Limitations of the study
There were several limitations of the study acknowledged by the authors, including:
- Small sample size – this was a proof-of-concept study which only included a small number of participants. Before any firm conclusions can be drawn, this research must be replicated in larger groups of participants.
- Only included those with severe ME/CFS; while this is a strength as this group of participants are often not included in research, more research is needed to assess whether the results of this study could be replicated in those with mild, moderate, and very severe forms of the disease.

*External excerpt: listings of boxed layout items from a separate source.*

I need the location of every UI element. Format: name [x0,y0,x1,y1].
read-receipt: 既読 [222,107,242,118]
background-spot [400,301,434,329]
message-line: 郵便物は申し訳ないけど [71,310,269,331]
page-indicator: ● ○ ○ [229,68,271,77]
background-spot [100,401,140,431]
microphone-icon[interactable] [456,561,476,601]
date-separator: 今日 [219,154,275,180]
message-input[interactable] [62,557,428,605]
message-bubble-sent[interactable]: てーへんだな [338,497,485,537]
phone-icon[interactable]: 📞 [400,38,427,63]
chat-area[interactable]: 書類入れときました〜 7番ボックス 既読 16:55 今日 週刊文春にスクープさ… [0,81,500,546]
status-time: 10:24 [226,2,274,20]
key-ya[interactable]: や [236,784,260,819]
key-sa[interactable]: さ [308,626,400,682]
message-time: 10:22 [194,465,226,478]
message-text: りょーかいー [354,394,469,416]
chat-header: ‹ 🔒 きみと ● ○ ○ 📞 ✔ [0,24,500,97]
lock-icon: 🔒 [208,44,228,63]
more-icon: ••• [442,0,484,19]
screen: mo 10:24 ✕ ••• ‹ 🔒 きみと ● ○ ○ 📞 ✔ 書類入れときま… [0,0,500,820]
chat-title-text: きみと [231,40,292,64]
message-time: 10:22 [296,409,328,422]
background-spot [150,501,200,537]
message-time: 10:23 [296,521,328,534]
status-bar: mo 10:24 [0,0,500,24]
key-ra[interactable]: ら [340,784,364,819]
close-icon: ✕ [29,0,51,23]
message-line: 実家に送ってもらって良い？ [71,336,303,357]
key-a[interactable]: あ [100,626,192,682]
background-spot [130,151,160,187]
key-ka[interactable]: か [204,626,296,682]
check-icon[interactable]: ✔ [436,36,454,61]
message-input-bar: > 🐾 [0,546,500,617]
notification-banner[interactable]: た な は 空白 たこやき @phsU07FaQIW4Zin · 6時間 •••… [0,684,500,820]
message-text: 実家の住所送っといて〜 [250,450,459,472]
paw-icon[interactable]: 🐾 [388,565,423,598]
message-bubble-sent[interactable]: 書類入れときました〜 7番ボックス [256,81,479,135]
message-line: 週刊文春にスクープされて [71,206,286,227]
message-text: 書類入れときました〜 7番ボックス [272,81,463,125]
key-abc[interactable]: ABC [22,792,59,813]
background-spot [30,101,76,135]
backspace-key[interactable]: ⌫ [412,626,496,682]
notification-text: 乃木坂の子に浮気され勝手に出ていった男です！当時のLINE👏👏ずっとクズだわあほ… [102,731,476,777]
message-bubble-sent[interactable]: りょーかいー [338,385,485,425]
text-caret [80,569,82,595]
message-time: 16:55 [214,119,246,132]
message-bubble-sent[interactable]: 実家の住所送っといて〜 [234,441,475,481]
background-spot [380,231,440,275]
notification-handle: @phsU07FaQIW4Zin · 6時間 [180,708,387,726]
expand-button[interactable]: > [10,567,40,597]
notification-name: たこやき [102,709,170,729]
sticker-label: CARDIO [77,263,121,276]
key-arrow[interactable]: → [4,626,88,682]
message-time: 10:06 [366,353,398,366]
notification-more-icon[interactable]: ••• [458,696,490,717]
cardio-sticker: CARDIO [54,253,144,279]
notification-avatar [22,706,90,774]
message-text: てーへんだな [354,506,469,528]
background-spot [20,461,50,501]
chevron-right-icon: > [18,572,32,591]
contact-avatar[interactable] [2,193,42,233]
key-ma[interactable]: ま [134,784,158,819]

- The comparison group only included healthy controls, therefore it is not possible to assess how well this test is able to differentiate between people with ME/CFS and other diseases – especially those with overlapping symptoms, such as long COVID, fibromyalgia, Lyme disease, and Multiple Sclerosis.
ME Research UK notes that there was also a difference in sex ratio between the ME/CFS group and the control group; while the ME/CFS group included 8 males and 39 females, the control group included 39 males and 22 females. As there is evidence of biological differences between males and females with the disease, future studies should control for sex in the analysis, or match participants on sex. It would also be essential to look at whether the test had the same accuracy in both males and females with the disease.
What do the findings mean?
Although promising, due to the limitations of the study, the results must be interpreted with caution. More research is needed in larger groups of participants to assess whether the blood test is able to identify people with other severity levels of ME/CFS, and importantly, whether the test can differentiate between ME/CFS and other diseases. It would also be important to assess the effectiveness of the test in different groups of the population who are often not represented in ME/CFS research (underserved groups) such as black and minority ethnic groups, and men with the disease.